1. Le magicien du potager.
Sur un vélo rouge, tout en bois, à trois roues, j’ai la permission de Gustave le jardinier de pédaler dans la cour de l’école technique de Bomel qui fait face à notre maison. Il en est le gardien. Lorsque l’école libère les élèves et ferme sa porte, Gustave l’entrouvre pour me laisser entrer dans son domaine.
Quand j’en ai assez de pédaler tout seul, dans ce grand espace vide et désert, je rejoins mon ami dans son potager.
En sarrau gris taupe poisseux de sueur et de terre, sous sa casquette délavée par la pluie et le soleil, il règne sur un territoire clôturé d’espaliers où poussent, à profusion, tous les légumes et les fruits de la culture maraîchère. Tomates, choux, persil, poireaux, cerfeuil, pommes de terre, carottes, rhubarbes, groseilles, framboises, poires, pommes, s’épanouissent entre ses mains.
Il m’est difficile d’admettre que la terre puisse receler d’elle-même de tels fruits et c’est à Gustave que j’attribue toute la part de ce miracle,
Il détient, sans aucun doute, certains pouvoirs surnaturels. Il a partie liée, je le pense, avec les nains de jardin et les fées du printemps.
Je lie à l’effet, le merveilleux des causes. Le chant du coq n’est-il pas l’ordonnateur de l’aurore, invitant le soleil à se lever ? Ainsi, Gustave invite-t-il les légumes à sortir de terre, grâce à des faits et gestes saugrenus que peu à peu j’apprends à deviner. Il est, qui pourrait en douter, le magicien du potager. Et lorsqu’il fait sortir, de la terre noire de ses plates-bandes, ces boules rouges et rieuses que l’on appelle radis, il s’apparente à Dieu lui-même.
2. Les faveurs de la terre.
Jour après jour, je l’observe, bien décidé à découvrir comment il s’y prend pour se gagner les faveurs des esprits du potager
Je remarque, par exemple, qu’avant d’empoigner sa bêche pour retourner la terre, il crache dans ses mains et se les frotte vigoureusement l’une dans l’autre et, qu’après avoir terminé une plate-bande, il lance un énorme crachat vers le sol et le touille sous son talon. De temps à autre, il se redresse sur sa bêche, en couvre la poignée de son coude et salue l’horizon, de sa casquette, puis il se barbouille le petit doigt de salive et, le front plissé, le plante dans l’air au-dessus de son épaule. Et, les oreilles tendues, il semble alors écouter ce que son doigt.lui dit.

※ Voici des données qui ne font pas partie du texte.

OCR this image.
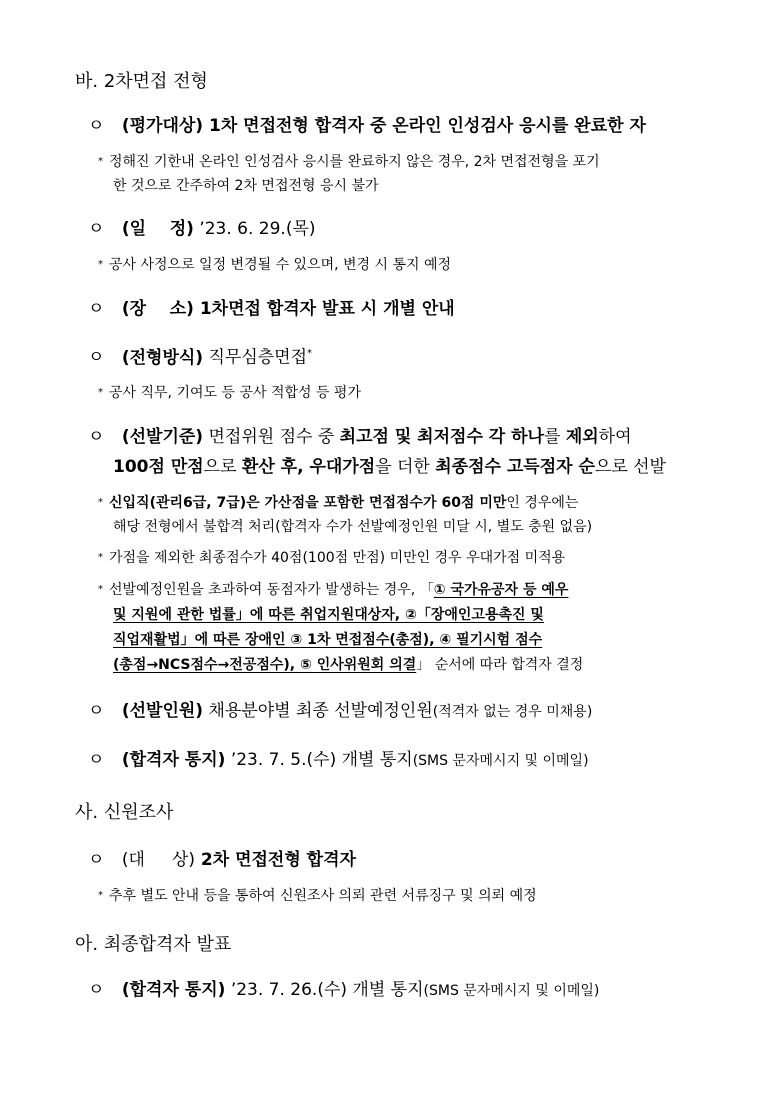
바. 2차면접 전형
ㅇ (평가대상) 1차 면접전형 합격자 중 온라인 인성검사 응시를 완료한 자
* 정해진 기한내 온라인 인성검사 응시를 완료하지 않은 경우, 2차 면접전형을 포기
한 것으로 간주하여 2차 면접전형 응시 불가
ㅇ (일    정) ’23. 6. 29.(목)
* 공사 사정으로 일정 변경될 수 있으며, 변경 시 통지 예정
ㅇ (장    소) 1차면접 합격자 발표 시 개별 안내
ㅇ (전형방식) 직무심층면접*
* 공사 직무, 기여도 등 공사 적합성 등 평가
ㅇ (선발기준) 면접위원 점수 중 최고점 및 최저점수 각 하나를 제외하여
100점 만점으로 환산 후, 우대가점을 더한 최종점수 고득점자 순으로 선발
* 신입직(관리6급, 7급)은 가산점을 포함한 면접점수가 60점 미만인 경우에는
해당 전형에서 불합격 처리(합격자 수가 선발예정인원 미달 시, 별도 충원 없음)
* 가점을 제외한 최종점수가 40점(100점 만점) 미만인 경우 우대가점 미적용
* 선발예정인원을 초과하여 동점자가 발생하는 경우, 「① 국가유공자 등 예우
및 지원에 관한 법률」에 따른 취업지원대상자, ②「장애인고용촉진 및
직업재활법」에 따른 장애인 ③ 1차 면접점수(총점), ④ 필기시험 점수
(총점→NCS점수→전공점수), ⑤ 인사위원회 의결」 순서에 따라 합격자 결정
ㅇ (선발인원) 채용분야별 최종 선발예정인원(적격자 없는 경우 미채용)
ㅇ (합격자 통지) ’23. 7. 5.(수) 개별 통지(SMS 문자메시지 및 이메일)
사. 신원조사
ㅇ (대     상) 2차 면접전형 합격자
* 추후 별도 안내 등을 통하여 신원조사 의뢰 관련 서류징구 및 의뢰 예정
아. 최종합격자 발표
ㅇ (합격자 통지) ’23. 7. 26.(수) 개별 통지(SMS 문자메시지 및 이메일)
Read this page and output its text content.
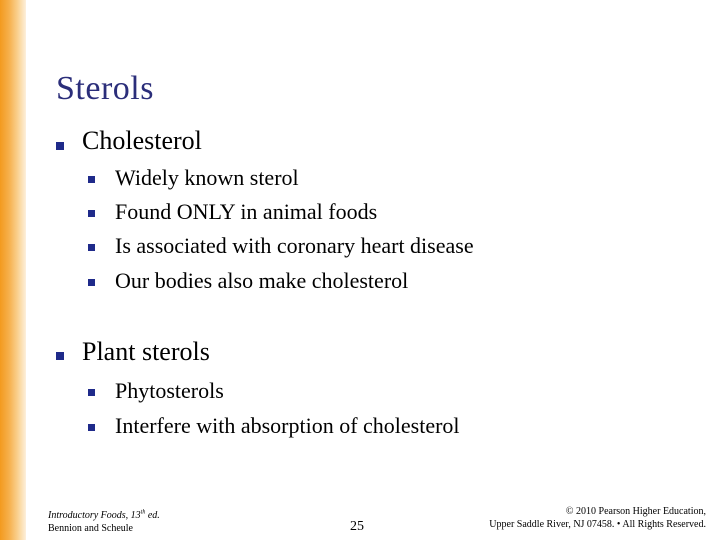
Sterols
Cholesterol
Widely known sterol
Found ONLY in animal foods
Is associated with coronary heart disease
Our bodies also make cholesterol
Plant sterols
Phytosterols
Interfere with absorption of cholesterol
Introductory Foods, 13th ed.
Bennion and Scheule	25
© 2010 Pearson Higher Education,
Upper Saddle River, NJ 07458. • All Rights Reserved.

Parfois, il prend une poignée de terre, la renifle, la travaille dans sa main fermée, la soupèse et la laisse lentement couler entre ses doigts. Enfin, dans le "trou du diable" comme il l’appelle, dissimulé au fond du jardin, derrière une haie de framboisiers, il jette les déchets de légumes, mélangeant les feuilles mortes à du crottin de cheval, les mauvaises herbes à de la fiente de pigeon.et disperse, sur ses plates- bandes, ce fumier malodorant.
Je manifeste mon dégoût, en me bouchant le nez
C’est le lait de la terre, prétend-t-il.
La terre, à vrai dire, est l’objet de tous ses soins. Il la soigne comme on soigne un enfant. Il la caresse, la peigne, l’écoute respirer, l’habille, lui donne à boire et à manger, lui parle à voix très douce et l’ensemence.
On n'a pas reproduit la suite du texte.